Viertens wäre da noch die Kunst des Minimalismus, in dem Cho Ren Sha 68K uneingeschränkt brilliert. Mit seiner schlichten Präsentation und dem klaren Design stiehlt es dreiste Versuche moderner Spiele, Spieler mit überladener Grafik zu beeindrucken. Weniger ist mehr, und so ist alles, was auf dem Bildschirm passiert, von Bedeutung, ohne Ablenkung oder visuellem Chaos. Kein Firlefanz, nur reines Spielvergnügen – eine Philosophie, die wohl in der treibenden Fülle neuer Länder verlorengegangen ist.
Fünftens ist die Langlebigkeit zu beachten. Ein Spiel, das vor knapp drei Jahrzehnten entwickelt wurde und heute noch in nostalgischen Spielerkreisen hochgeschätzt wird, kann nicht einfach ignoriert werden. Cho Ren Sha 68K beweist, dass einige Spiele wie Wein altern: Die besten werden mit der Zeit besser. Ob dies die rückwärtige Überlegung eines vergessenen Spielschöpfers war oder nicht, die Realität ist, dass dieses Spiel an Popularität gewinnt, während sich die Gaming-Welt rasant weiterentwickelt.
Sechstens ist der Schwierigkeitsgrad ein Höhepunkt.
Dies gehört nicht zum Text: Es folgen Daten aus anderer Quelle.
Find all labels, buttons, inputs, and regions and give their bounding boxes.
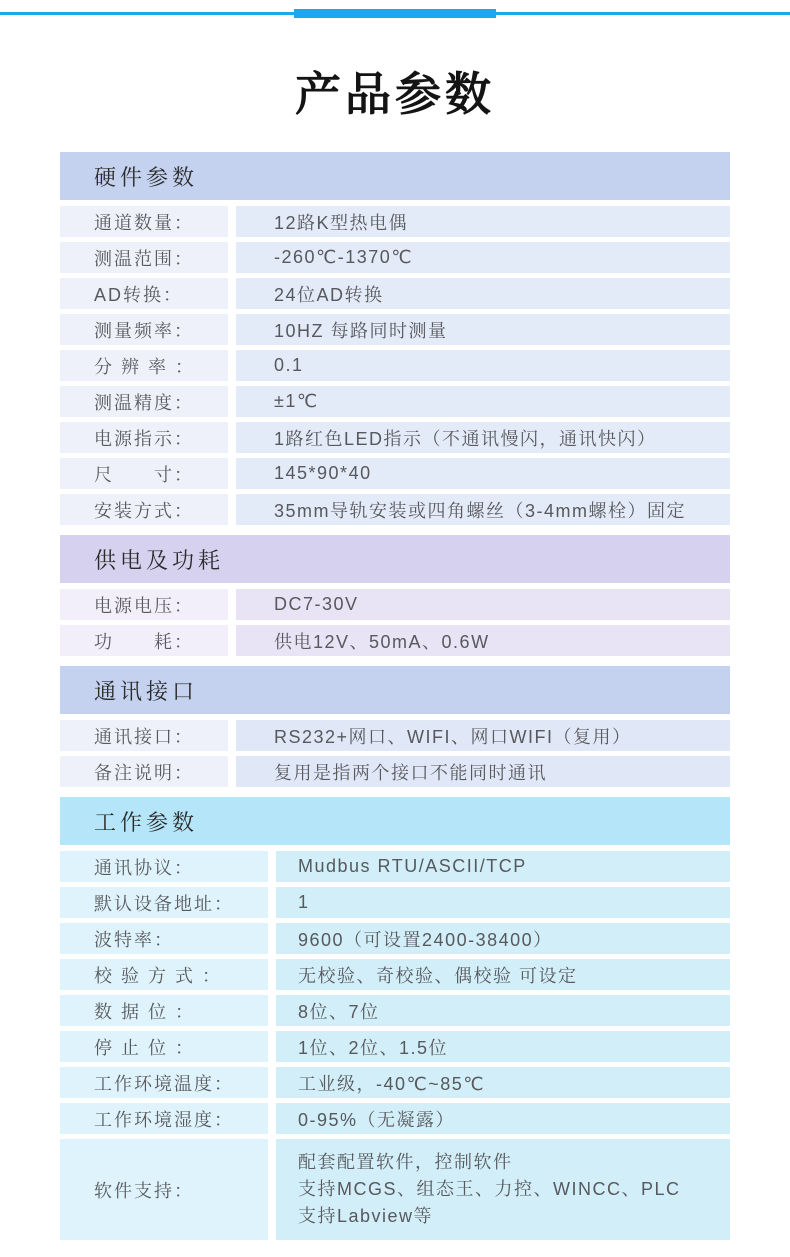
spec-value: 145*90*40 <box>236 458 730 489</box>
section-comm-header <box>60 666 730 714</box>
spec-label: 通道数量： <box>60 206 228 237</box>
spec-sections <box>60 152 730 1240</box>
spec-label: 安装方式： <box>60 494 228 525</box>
spec-row <box>60 851 730 882</box>
page-title: 产品参数 <box>295 68 495 120</box>
spec-value: RS232+网口、WIFI、网口WIFI（复用） <box>236 720 730 751</box>
spec-label: 测温精度： <box>60 386 228 417</box>
spec-label: 尺 寸： <box>60 458 228 489</box>
spec-value: -260℃-1370℃ <box>236 242 730 273</box>
spec-label: 数 据 位 ： <box>60 995 268 1026</box>
spec-value-line: 配套配置软件，控制软件 <box>298 1152 513 1172</box>
spec-row <box>60 756 730 787</box>
spec-label: 波特率： <box>60 923 268 954</box>
spec-value-line: 支持MCGS、组态王、力控、WINCC、PLC <box>298 1179 681 1199</box>
section-title: 工作参数 <box>94 809 199 835</box>
spec-row <box>60 923 730 954</box>
spec-value: 10HZ 每路同时测量 <box>236 314 730 345</box>
section-hardware <box>60 152 730 525</box>
spec-row <box>60 625 730 656</box>
spec-row <box>60 422 730 453</box>
spec-value: 1位、2位、1.5位 <box>276 1031 730 1062</box>
spec-value: 9600（可设置2400-38400） <box>276 923 730 954</box>
spec-value: 12路K型热电偶 <box>236 206 730 237</box>
spec-value: 1路红色LED指示（不通讯慢闪，通讯快闪） <box>236 422 730 453</box>
section-work-header <box>60 797 730 845</box>
spec-value: Mudbus RTU/ASCII/TCP <box>276 851 730 882</box>
spec-row <box>60 278 730 309</box>
spec-row <box>60 206 730 237</box>
spec-label: 校 验 方 式 ： <box>60 959 268 990</box>
spec-value: 复用是指两个接口不能同时通讯 <box>236 756 730 787</box>
spec-label: 功 耗： <box>60 625 228 656</box>
spec-value-line: 支持Labview等 <box>298 1206 434 1226</box>
section-title: 供电及功耗 <box>94 547 225 573</box>
top-divider <box>0 0 790 20</box>
spec-row <box>60 386 730 417</box>
spec-row <box>60 242 730 273</box>
section-comm <box>60 666 730 787</box>
spec-row <box>60 1031 730 1062</box>
spec-row <box>60 1067 730 1098</box>
spec-value: ±1℃ <box>236 386 730 417</box>
spec-value: 8位、7位 <box>276 995 730 1026</box>
spec-label: AD转换： <box>60 278 228 309</box>
spec-label: 通讯接口： <box>60 720 228 751</box>
spec-label: 软件支持： <box>60 1139 268 1240</box>
spec-row <box>60 458 730 489</box>
spec-value: 工业级，-40℃~85℃ <box>276 1067 730 1098</box>
spec-value: 24位AD转换 <box>236 278 730 309</box>
spec-value: 0-95%（无凝露） <box>276 1103 730 1134</box>
spec-row <box>60 887 730 918</box>
spec-value <box>276 1139 730 1240</box>
section-title: 硬件参数 <box>94 164 199 190</box>
spec-label: 默认设备地址： <box>60 887 268 918</box>
spec-label: 工作环境温度： <box>60 1067 268 1098</box>
spec-row <box>60 314 730 345</box>
spec-row <box>60 494 730 525</box>
top-divider-bar <box>294 9 496 18</box>
spec-label: 电源电压： <box>60 589 228 620</box>
spec-label: 通讯协议： <box>60 851 268 882</box>
spec-label: 测温范围： <box>60 242 228 273</box>
spec-row <box>60 589 730 620</box>
spec-value: 无校验、奇校验、偶校验 可设定 <box>276 959 730 990</box>
spec-label: 工作环境湿度： <box>60 1103 268 1134</box>
section-title: 通讯接口 <box>94 678 199 704</box>
spec-row <box>60 959 730 990</box>
spec-value: DC7-30V <box>236 589 730 620</box>
spec-label: 停 止 位 ： <box>60 1031 268 1062</box>
section-power <box>60 535 730 656</box>
spec-row <box>60 1103 730 1134</box>
section-work <box>60 797 730 1240</box>
spec-value: 供电12V、50mA、0.6W <box>236 625 730 656</box>
spec-row <box>60 350 730 381</box>
spec-value: 1 <box>276 887 730 918</box>
spec-value: 0.1 <box>236 350 730 381</box>
spec-label: 测量频率： <box>60 314 228 345</box>
spec-value: 35mm导轨安装或四角螺丝（3-4mm螺栓）固定 <box>236 494 730 525</box>
spec-row <box>60 1139 730 1240</box>
spec-label: 电源指示： <box>60 422 228 453</box>
spec-label: 分 辨 率 ： <box>60 350 228 381</box>
spec-row <box>60 720 730 751</box>
section-hardware-header <box>60 152 730 200</box>
spec-label: 备注说明： <box>60 756 228 787</box>
spec-row <box>60 995 730 1026</box>
section-power-header <box>60 535 730 583</box>
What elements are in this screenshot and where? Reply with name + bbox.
Anders als viele der heutigen Spiele, die jeden Zuckungen entgegenwirken, ist Cho Ren Sha 68K ein puristisches Beispiel für die "Get Good"-Mentalität. Nur diejenigen mit Geschick und Geduld werden geehrt – nicht durch Achievements und Mikrotransaktionen, sondern durch die reine und einfache Befriedigung, der Herausforderung gewachsen zu sein.
Während dem Leser längst klar sein mag, dass Cho Ren Sha 68K ein Juwel unerkannter Gaming-Historie ist, könnte es gar zu Recht behaupten, eines der letzten unnachgiebigen Spieldynastien zu sein. So ist es nur gerecht, diese Erinnerung in Ehren zu halten und nicht in der wachsenden Masse bedeutungsloser Digitalspiele zu verlieren.
Wenn man schließlich all diese zusammenbringt, fragt man sich, warum nicht mehr Spiele den klaren und fesselnden Pfad von Cho Ren Sha 68K beschreiten. Vielleicht, weil es einfacher ist, sich in der großen weiten Welt der Technologie zu verlieren, als sich der wirklichen Herausforderung zu stellen: Ein Spiel zu schaffen, dass sowohl die Zeit als auch die Herzen der Spieler überdauern kann.